I’d consider supporting the JREF again if the tweets were real. It would mean that they reconsidered their actions, and wanted to work for a skeptical movement that reaches out beyond the old boys club.
Instead, by someone hacking the account, the jREF can claim that they’re being attacked. They might use the attack to say, “Both sides are doing it.” That hacker didn’t do us any favors.
A Hermit
January 1, 2013 at 11:04 am (UTC -5) Link to this comment
What do these people think it says about them that a resolution to “not attack women” is seen as a bad thing?! Do they think at all?
Aratina Cage
January 1, 2013 at 12:59 pm (UTC -5) Link to this comment
Thank you for the new list of slimes to block. Happy New Year!
Tom Foss
January 1, 2013 at 2:21 pm (UTC -5) Link to this comment
Add Sid Rodrigues to the list of skeptics who have apparently lost the plot:
https://twitter.com/SidRodrigues/status/286011722811191297
https://twitter.com/SidRodrigues/status/286136433318711296
screechymonkey
January 1, 2013 at 2:48 pm (UTC -5) Link to this comment
In before some idiot shows up to complain that no one here has condemned the (alleged) hacking of the JREF Twitter account.
(Seriously, though, that kind of shit is Not Helpful.)
WMDKitty (Always growing and learning)
January 1, 2013 at 7:21 pm (UTC -5) Link to this comment
Dude. What Joe and The Hermit said at #1 and #3.
jimmy russel
January 2, 2013 at 4:44 pm (UTC -5) Link to this comment
The objections are not to the literal content of the tweets, to those who understand nuance and context it’s clear.
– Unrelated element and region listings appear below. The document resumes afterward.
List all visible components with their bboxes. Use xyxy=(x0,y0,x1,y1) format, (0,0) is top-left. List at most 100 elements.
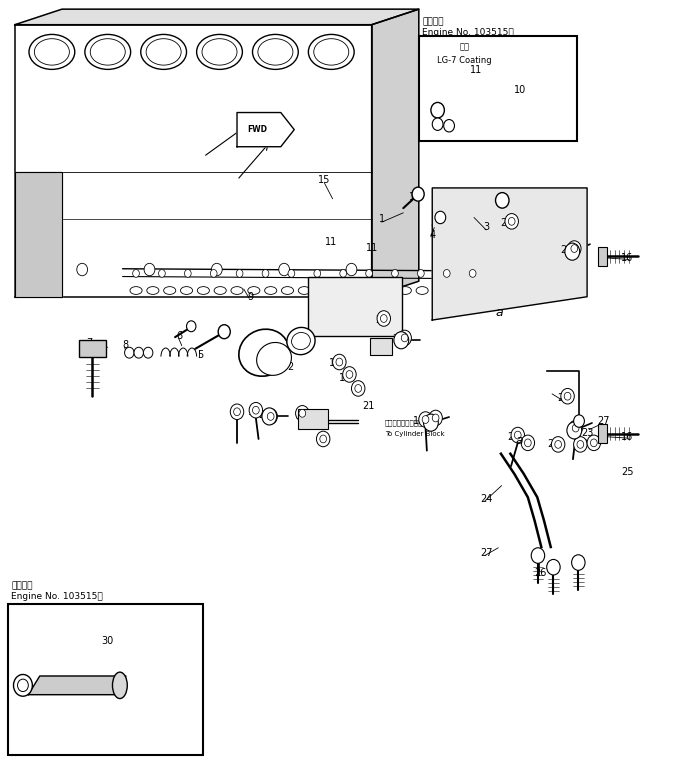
Circle shape xyxy=(574,415,584,427)
Text: 24: 24 xyxy=(480,494,492,504)
Circle shape xyxy=(571,245,578,253)
Circle shape xyxy=(187,321,196,332)
Circle shape xyxy=(18,679,28,692)
Text: 30: 30 xyxy=(101,636,114,647)
Ellipse shape xyxy=(112,672,127,699)
Text: 30: 30 xyxy=(93,672,105,682)
Circle shape xyxy=(212,264,222,276)
Text: 22: 22 xyxy=(557,393,570,402)
Circle shape xyxy=(422,416,429,424)
Ellipse shape xyxy=(308,34,354,69)
Ellipse shape xyxy=(146,39,181,65)
Circle shape xyxy=(253,406,259,414)
Ellipse shape xyxy=(400,286,412,294)
Ellipse shape xyxy=(383,286,395,294)
Circle shape xyxy=(496,193,509,208)
Bar xyxy=(308,277,402,335)
Polygon shape xyxy=(432,188,587,320)
Polygon shape xyxy=(372,9,419,296)
Circle shape xyxy=(262,408,276,425)
Ellipse shape xyxy=(366,286,378,294)
Ellipse shape xyxy=(180,286,193,294)
Text: 21: 21 xyxy=(362,401,375,410)
Circle shape xyxy=(574,437,587,452)
Text: 12: 12 xyxy=(352,385,364,395)
Circle shape xyxy=(572,555,585,570)
Circle shape xyxy=(77,264,88,276)
Circle shape xyxy=(333,354,346,370)
Text: 10: 10 xyxy=(514,85,526,94)
Ellipse shape xyxy=(281,286,293,294)
Ellipse shape xyxy=(315,286,327,294)
Text: 28: 28 xyxy=(295,410,307,420)
Circle shape xyxy=(432,414,439,422)
Text: 20: 20 xyxy=(419,416,432,426)
Ellipse shape xyxy=(253,34,298,69)
Ellipse shape xyxy=(34,39,70,65)
Ellipse shape xyxy=(130,286,142,294)
Circle shape xyxy=(218,324,231,339)
Circle shape xyxy=(343,367,356,382)
Text: 23: 23 xyxy=(581,427,594,438)
Circle shape xyxy=(394,332,409,349)
Text: 21: 21 xyxy=(507,431,519,441)
Ellipse shape xyxy=(214,286,226,294)
Circle shape xyxy=(391,270,398,278)
Text: 5: 5 xyxy=(197,350,203,360)
Circle shape xyxy=(320,435,327,443)
Text: 29: 29 xyxy=(318,435,331,445)
Bar xyxy=(370,338,392,355)
Text: a: a xyxy=(516,434,524,447)
Text: 6: 6 xyxy=(176,331,183,341)
Ellipse shape xyxy=(298,286,310,294)
Text: 18: 18 xyxy=(379,339,391,349)
Circle shape xyxy=(231,404,244,420)
Text: To Cylinder Block: To Cylinder Block xyxy=(385,431,445,437)
Text: 19: 19 xyxy=(412,416,425,426)
Text: 適用号機: 適用号機 xyxy=(422,17,443,26)
Ellipse shape xyxy=(258,39,293,65)
Text: 21: 21 xyxy=(376,315,388,325)
Text: 9: 9 xyxy=(247,292,254,302)
Bar xyxy=(297,410,328,429)
Bar xyxy=(8,604,203,755)
Circle shape xyxy=(143,347,153,358)
Text: Engine No. 103515～: Engine No. 103515～ xyxy=(11,592,103,601)
Ellipse shape xyxy=(416,286,428,294)
Text: FWD: FWD xyxy=(247,125,267,134)
Circle shape xyxy=(402,334,408,342)
Circle shape xyxy=(295,406,309,421)
Polygon shape xyxy=(237,112,294,147)
Circle shape xyxy=(508,218,515,225)
Ellipse shape xyxy=(264,286,276,294)
Text: 21: 21 xyxy=(500,218,512,228)
Text: 25: 25 xyxy=(621,466,633,477)
Circle shape xyxy=(565,243,580,261)
Circle shape xyxy=(561,388,575,404)
Text: 21: 21 xyxy=(231,408,243,418)
Text: 27: 27 xyxy=(598,416,610,426)
Ellipse shape xyxy=(332,286,344,294)
Circle shape xyxy=(185,270,191,278)
Circle shape xyxy=(521,435,535,451)
Circle shape xyxy=(340,270,347,278)
Text: 20: 20 xyxy=(567,424,580,434)
Text: 17: 17 xyxy=(247,406,260,417)
Circle shape xyxy=(381,314,387,322)
Circle shape xyxy=(288,270,295,278)
Circle shape xyxy=(412,187,424,201)
Text: シリンダブロックへ: シリンダブロックへ xyxy=(385,420,423,426)
Text: 16: 16 xyxy=(621,431,633,441)
Circle shape xyxy=(431,102,444,118)
Circle shape xyxy=(469,270,476,278)
Circle shape xyxy=(377,310,391,326)
Circle shape xyxy=(236,270,243,278)
Text: 4: 4 xyxy=(429,229,435,239)
Text: Engine No. 103515～: Engine No. 103515～ xyxy=(422,28,514,37)
Ellipse shape xyxy=(349,286,361,294)
Circle shape xyxy=(210,270,217,278)
Ellipse shape xyxy=(314,39,349,65)
Bar xyxy=(598,424,607,443)
Ellipse shape xyxy=(197,34,243,69)
Circle shape xyxy=(299,410,306,417)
Because this stuff is the “lite” version of the views expressed, the stuff that on the surface is not hard to agree with. It’s the stuff you throw up when accused of being radical and irrational “we just want to be safe”, but people outside of the in group understand that it isnt as innocent as that. It’s about controlling peoples interactions beyond that. It’s about policing words and thought in the name of “free thought” and visciously attacking those who don’t conform, both on the internet and their personal/professional lives.
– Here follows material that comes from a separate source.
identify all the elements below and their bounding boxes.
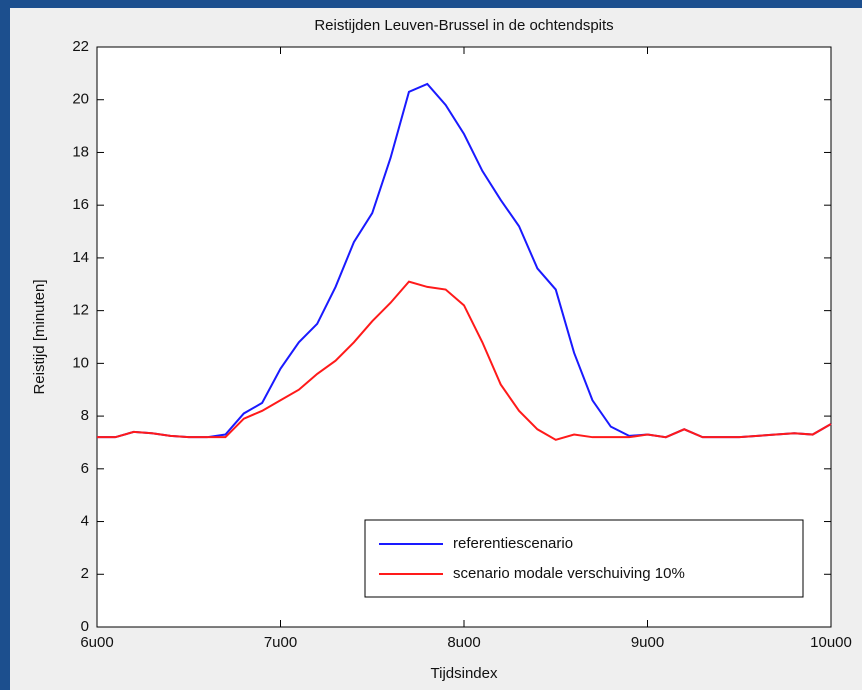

That is why people protest, not because of the words said, but what the implications of those words would be.
Stephanie Zvan
January 2, 2013 at 4:54 pm (UTC -5) Link to this comment
Ooh, jimmy, they haven’t handed out the secret marching orders that will go into effect once JREF adopts a reasonable anti-harassment policy for TAM. Tell me, pretty please, what will I get to do? Is it any different than what happened at the four cons I attended this summer and fall that had policies? Are we just waiting for all conferences and conventions fall in line before we jump out from behind a bush, screaming, “Suckers!!!!”? Will we start banning sex everywhere on Earth?
What will we do? Huh?
Anonymous Atheist
January 5, 2013 at 2:01 am (UTC -5) Link to this comment
Secret plan: All men attending conferences/conventions without Atheism+ credentials will be blindfolded, gagged, and handcuffed for the duration of the event.